Unnamed: 0,date,season,opponent,win,goals_hit,model_prob_win
0,2011-02-25,2010-2011,Ferrum,0,2,0.787381
1,2011-02-22,2010-2011,Shenandoah,1,2,0.787381
2,2011-02-19,2010-2011,"Greensboro College 11-14,",1,3,0.948271
3,2011-02-18,2010-2011,"Methodist 9-15,",1,1,0.571399
4,2011-02-13,2010-2011,"19 Ferrum 21-3, 10-1 USAS",0,3,0.891487
5,2011-02-12,2010-2011,Averett 2-21 (0-10),1,2,0.767891
6,2011-02-06,2010-2011,Roanoke,1,2,0.892046
7,2011-02-05,2010-2011,"N.C. Wesleyan 15-6,",0,2,0.839496
8,2011-02-01,2010-2011,11 Randolph-Macon,0,1,0.571399
9,2011-01-27,2010-2011,"Shenandoah Hornets 3-15,",1,3,0.891487


## Key Takeaways
- Coach rule (≥3 of 4) shows high precision but lower recall.
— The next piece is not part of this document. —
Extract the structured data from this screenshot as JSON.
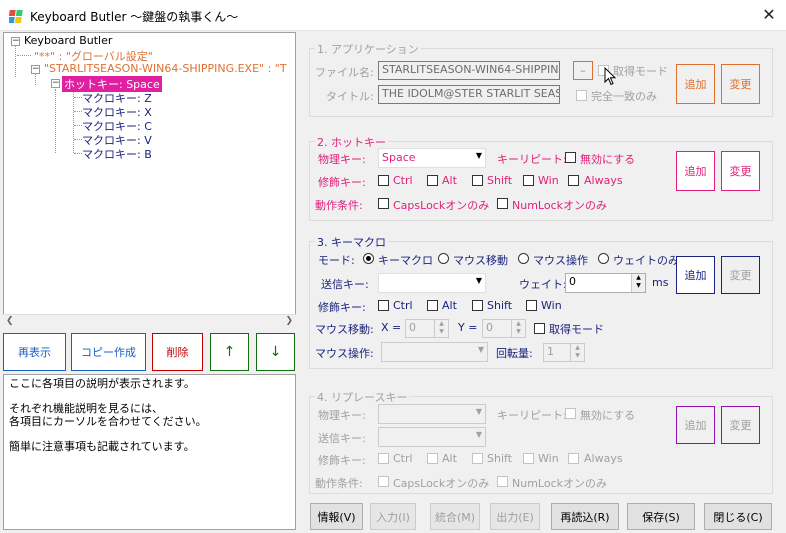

- Fisher tests + OR/RR quantify each goal’s association with winning.
- Logistic regression using only the 4 goals provides baseline predictive lift vs. the rule on recent seasons.
- Season-aware CV (GroupKFold) yields stable ROC-AUC across years.
- Next: enrich features (opponent strength, home/away), try tree-based models, add calibration, and extend the dashboard with per-game probabilities and what-if toggles.